“Fire, capable of both disaster and cleansing, has proved to be the oppressed people’s weapon of choice during protest and has become characteristic of the South African struggle,” writes Xolisa Ngubelanga about her award-winning work, Flamebook, which will be performed  in Grahamstown on 20 March.
Ngubelanga is a Master’s Creative Writing student at Rhodes University. Flamebook premiered at the National Arts Festival and is a 2017 Standard Bank Ovation Award winning theatre production for excellence. It is written by Xolisa Ngubelanga and directed by Simphiwe Kaya.

“A detained student leader uses fire to connect the trials of FeesMustFall with that of his father during the state of emergency,” Ngubelanga continues.

“On 22 September 2017 the Port Elizabeth City Hall will be marking 40 years since it was burned by a fire of unknown course. 06 September it will be 40 years since the detention of Steve Bantu Biko in Port Elizabeth. Does Steve Biko’s detention and later death have anything to do with the burning of the Port Elizabeth City Hall? No official account of the fire has confirmed or denied this.

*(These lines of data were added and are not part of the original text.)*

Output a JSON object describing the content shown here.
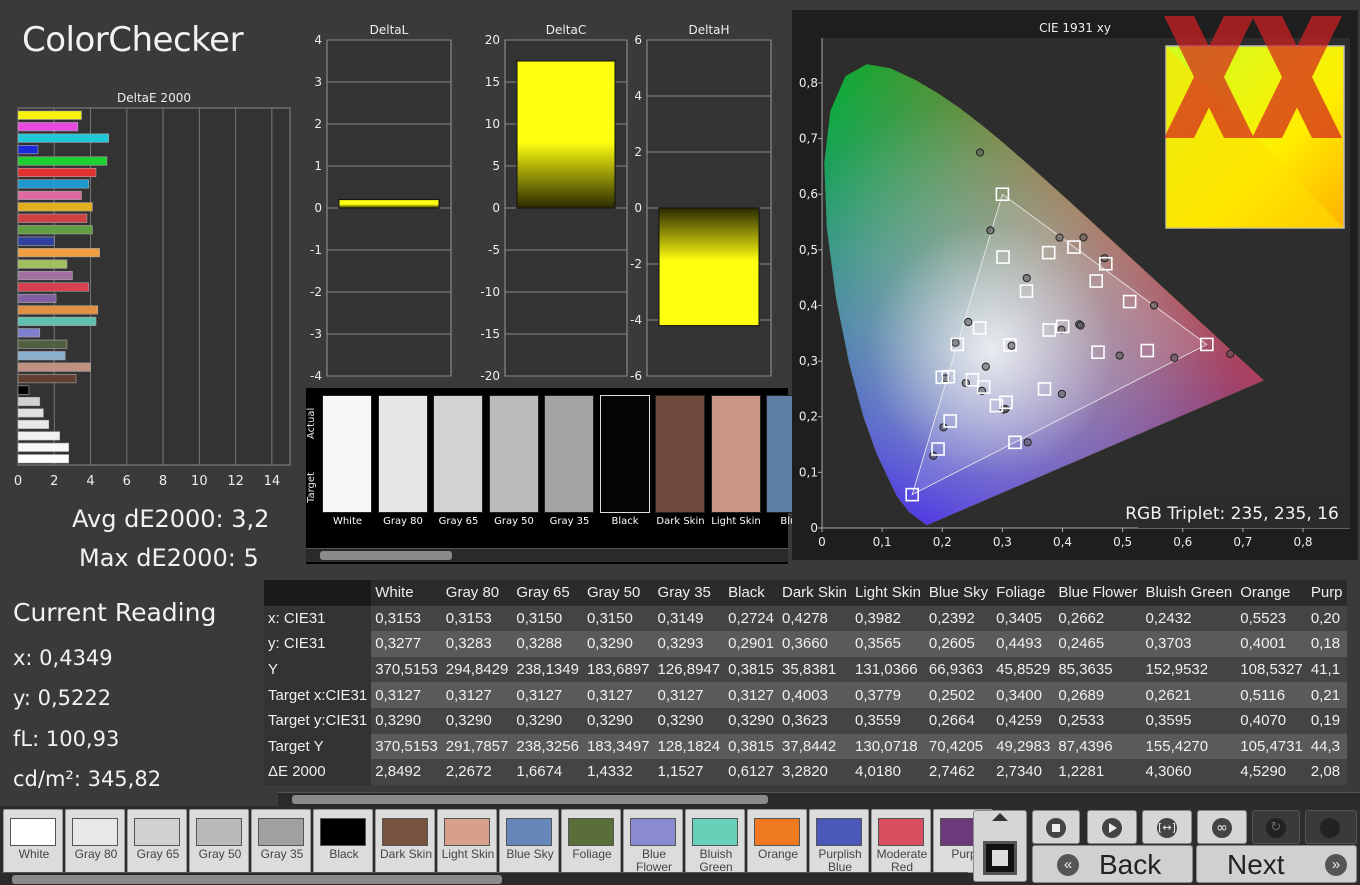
{
  "title": "ColorChecker",
  "deltae_panel": {
    "chart_title": "DeltaE 2000",
    "avg_label": "Avg dE2000: 3,2",
    "max_label": "Max dE2000: 5"
  },
  "current_reading": {
    "heading": "Current Reading",
    "x": "x: 0,4349",
    "y": "y: 0,5222",
    "fl": "fL: 100,93",
    "cdm2": "cd/m²: 345,82"
  },
  "strip": {
    "actual_label": "Actual",
    "target_label": "Target",
    "swatches": [
      {
        "name": "White",
        "color": "#f7f6f5"
      },
      {
        "name": "Gray 80",
        "color": "#e7e7e7"
      },
      {
        "name": "Gray 65",
        "color": "#d2d2d2"
      },
      {
        "name": "Gray 50",
        "color": "#bcbcbc"
      },
      {
        "name": "Gray 35",
        "color": "#a4a4a4"
      },
      {
        "name": "Black",
        "color": "#050505"
      },
      {
        "name": "Dark Skin",
        "color": "#6e4a3d"
      },
      {
        "name": "Light Skin",
        "color": "#c99585"
      },
      {
        "name": "Blue",
        "color": "#5e7ea3"
      }
    ]
  },
  "rgb_triplet": "RGB Triplet: 235, 235, 16",
  "table": {
    "columns": [
      "White",
      "Gray 80",
      "Gray 65",
      "Gray 50",
      "Gray 35",
      "Black",
      "Dark Skin",
      "Light Skin",
      "Blue Sky",
      "Foliage",
      "Blue Flower",
      "Bluish Green",
      "Orange",
      "Purp"
    ],
    "rows": [
      {
        "label": "x: CIE31",
        "values": [
          "0,3153",
          "0,3153",
          "0,3150",
          "0,3150",
          "0,3149",
          "0,2724",
          "0,4278",
          "0,3982",
          "0,2392",
          "0,3405",
          "0,2662",
          "0,2432",
          "0,5523",
          "0,20"
        ]
      },
      {
        "label": "y: CIE31",
        "values": [
          "0,3277",
          "0,3283",
          "0,3288",
          "0,3290",
          "0,3293",
          "0,2901",
          "0,3660",
          "0,3565",
          "0,2605",
          "0,4493",
          "0,2465",
          "0,3703",
          "0,4001",
          "0,18"
        ]
      },
      {
        "label": "Y",
        "values": [
          "370,5153",
          "294,8429",
          "238,1349",
          "183,6897",
          "126,8947",
          "0,3815",
          "35,8381",
          "131,0366",
          "66,9363",
          "45,8529",
          "85,3635",
          "152,9532",
          "108,5327",
          "41,1"
        ]
      },
      {
        "label": "Target x:CIE31",
        "values": [
          "0,3127",
          "0,3127",
          "0,3127",
          "0,3127",
          "0,3127",
          "0,3127",
          "0,4003",
          "0,3779",
          "0,2502",
          "0,3400",
          "0,2689",
          "0,2621",
          "0,5116",
          "0,21"
        ]
      },
      {
        "label": "Target y:CIE31",
        "values": [
          "0,3290",
          "0,3290",
          "0,3290",
          "0,3290",
          "0,3290",
          "0,3290",
          "0,3623",
          "0,3559",
          "0,2664",
          "0,4259",
          "0,2533",
          "0,3595",
          "0,4070",
          "0,19"
        ]
      },
      {
        "label": "Target Y",
        "values": [
          "370,5153",
          "291,7857",
          "238,3256",
          "183,3497",
          "128,1824",
          "0,3815",
          "37,8442",
          "130,0718",
          "70,4205",
          "49,2983",
          "87,4396",
          "155,4270",
          "105,4731",
          "44,3"
        ]
      },
      {
        "label": "ΔE 2000",
        "values": [
          "2,8492",
          "2,2672",
          "1,6674",
          "1,4332",
          "1,1527",
          "0,6127",
          "3,2820",
          "4,0180",
          "2,7462",
          "2,7340",
          "1,2281",
          "4,3060",
          "4,5290",
          "2,08"
        ]
      }
    ]
  },
  "bottom_swatches": [
    {
      "name": "White",
      "color": "#ffffff"
    },
    {
      "name": "Gray 80",
      "color": "#e8e8e8"
    },
    {
      "name": "Gray 65",
      "color": "#d0d0d0"
    },
    {
      "name": "Gray 50",
      "color": "#bababa"
    },
    {
      "name": "Gray 35",
      "color": "#a0a0a0"
    },
    {
      "name": "Black",
      "color": "#000000"
    },
    {
      "name": "Dark Skin",
      "color": "#7a5240"
    },
    {
      "name": "Light Skin",
      "color": "#d6a08a"
    },
    {
      "name": "Blue Sky",
      "color": "#6688b8"
    },
    {
      "name": "Foliage",
      "color": "#5a6e3a"
    },
    {
      "name": "Blue Flower",
      "color": "#8a8ad0"
    },
    {
      "name": "Bluish Green",
      "color": "#66d0b8"
    },
    {
      "name": "Orange",
      "color": "#f07a20"
    },
    {
      "name": "Purplish Blue",
      "color": "#4a58b8"
    },
    {
      "name": "Moderate Red",
      "color": "#d85060"
    },
    {
      "name": "Purp",
      "color": "#6a3a7a"
    }
  ],
  "nav": {
    "back": "Back",
    "next": "Next"
  },
  "chart_data": [
    {
      "type": "bar",
      "title": "DeltaE 2000",
      "orientation": "horizontal",
      "xlim": [
        0,
        15
      ],
      "xticks": [
        0,
        2,
        4,
        6,
        8,
        10,
        12,
        14
      ],
      "colors": [
        "#f7f30d",
        "#e84ae0",
        "#20c8d8",
        "#1a2ad8",
        "#20d030",
        "#e03030",
        "#1e9ad0",
        "#e06aa0",
        "#e0b020",
        "#d04040",
        "#60a040",
        "#3040a0",
        "#f0a040",
        "#a0c060",
        "#a070a0",
        "#d84050",
        "#8060a0",
        "#e09040",
        "#60c0b0",
        "#8080d0",
        "#506040",
        "#8ab0d0",
        "#c09080",
        "#604030",
        "#000000",
        "#d0d0d0",
        "#e0e0e0",
        "#e8e8e8",
        "#f0f0f0",
        "#f8f8f8",
        "#ffffff"
      ],
      "values": [
        3.5,
        3.3,
        5.0,
        1.1,
        4.9,
        4.3,
        3.9,
        3.5,
        4.1,
        3.8,
        4.1,
        2.0,
        4.5,
        2.7,
        3.0,
        3.9,
        2.1,
        4.4,
        4.3,
        1.2,
        2.7,
        2.6,
        4.0,
        3.2,
        0.6,
        1.2,
        1.4,
        1.7,
        2.3,
        2.8,
        2.8
      ]
    },
    {
      "type": "bar",
      "title": "DeltaL",
      "categories": [
        "Yellow"
      ],
      "values": [
        0.2
      ],
      "ylim": [
        -4,
        4
      ],
      "yticks": [
        4,
        3,
        2,
        1,
        0,
        -1,
        -2,
        -3,
        -4
      ]
    },
    {
      "type": "bar",
      "title": "DeltaC",
      "categories": [
        "Yellow"
      ],
      "values": [
        17.5
      ],
      "ylim": [
        -20,
        20
      ],
      "yticks": [
        20,
        15,
        10,
        5,
        0,
        -5,
        -10,
        -15,
        -20
      ]
    },
    {
      "type": "bar",
      "title": "DeltaH",
      "categories": [
        "Yellow"
      ],
      "values": [
        -4.2
      ],
      "ylim": [
        -6,
        6
      ],
      "yticks": [
        6,
        4,
        2,
        0,
        -2,
        -4,
        -6
      ]
    },
    {
      "type": "scatter",
      "title": "CIE 1931 xy",
      "xlim": [
        0,
        0.85
      ],
      "ylim": [
        0,
        0.85
      ],
      "xticks": [
        "0",
        "0,1",
        "0,2",
        "0,3",
        "0,4",
        "0,5",
        "0,6",
        "0,7",
        "0,8"
      ],
      "yticks": [
        "0",
        "0,1",
        "0,2",
        "0,3",
        "0,4",
        "0,5",
        "0,6",
        "0,7",
        "0,8"
      ],
      "gamut_triangle": [
        [
          0.64,
          0.33
        ],
        [
          0.3,
          0.6
        ],
        [
          0.15,
          0.06
        ]
      ],
      "targets": [
        [
          0.3127,
          0.329
        ],
        [
          0.4003,
          0.3623
        ],
        [
          0.3779,
          0.3559
        ],
        [
          0.2502,
          0.2664
        ],
        [
          0.34,
          0.4259
        ],
        [
          0.2689,
          0.2533
        ],
        [
          0.2621,
          0.3595
        ],
        [
          0.5116,
          0.407
        ],
        [
          0.2131,
          0.1924
        ],
        [
          0.459,
          0.316
        ],
        [
          0.306,
          0.226
        ],
        [
          0.377,
          0.495
        ],
        [
          0.472,
          0.475
        ],
        [
          0.193,
          0.142
        ],
        [
          0.301,
          0.487
        ],
        [
          0.541,
          0.319
        ],
        [
          0.456,
          0.444
        ],
        [
          0.2,
          0.271
        ],
        [
          0.64,
          0.33
        ],
        [
          0.3,
          0.6
        ],
        [
          0.15,
          0.06
        ],
        [
          0.225,
          0.33
        ],
        [
          0.419,
          0.505
        ],
        [
          0.321,
          0.154
        ],
        [
          0.37,
          0.25
        ],
        [
          0.21,
          0.272
        ],
        [
          0.29,
          0.22
        ]
      ],
      "measured": [
        [
          0.3153,
          0.3277
        ],
        [
          0.4278,
          0.366
        ],
        [
          0.3982,
          0.3565
        ],
        [
          0.2392,
          0.2605
        ],
        [
          0.3405,
          0.4493
        ],
        [
          0.2662,
          0.2465
        ],
        [
          0.2432,
          0.3703
        ],
        [
          0.5523,
          0.4001
        ],
        [
          0.202,
          0.181
        ],
        [
          0.495,
          0.31
        ],
        [
          0.302,
          0.213
        ],
        [
          0.395,
          0.522
        ],
        [
          0.4349,
          0.5222
        ],
        [
          0.185,
          0.13
        ],
        [
          0.28,
          0.535
        ],
        [
          0.586,
          0.306
        ],
        [
          0.47,
          0.485
        ],
        [
          0.205,
          0.269
        ],
        [
          0.679,
          0.313
        ],
        [
          0.263,
          0.675
        ],
        [
          0.2724,
          0.2901
        ],
        [
          0.222,
          0.333
        ],
        [
          0.399,
          0.241
        ],
        [
          0.342,
          0.154
        ],
        [
          0.305,
          0.214
        ],
        [
          0.43,
          0.364
        ]
      ]
    }
  ]
}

“However, as artists and creatives Biko has given us a task.”

“Part of the approach envisaged in bringing about “black consciousness” has to be directed to the past, to seek to rewrite the history of the black man and to produce in it the heroes who form the core of the African background.” – Biko

Flamebook is a theatre performance that reinvestigates these incidents to see if there is any probable connection between them. 

The performance in ILAM’s amphitheatre on 20 March is to commemorate International Performance Week which is 20-27 March.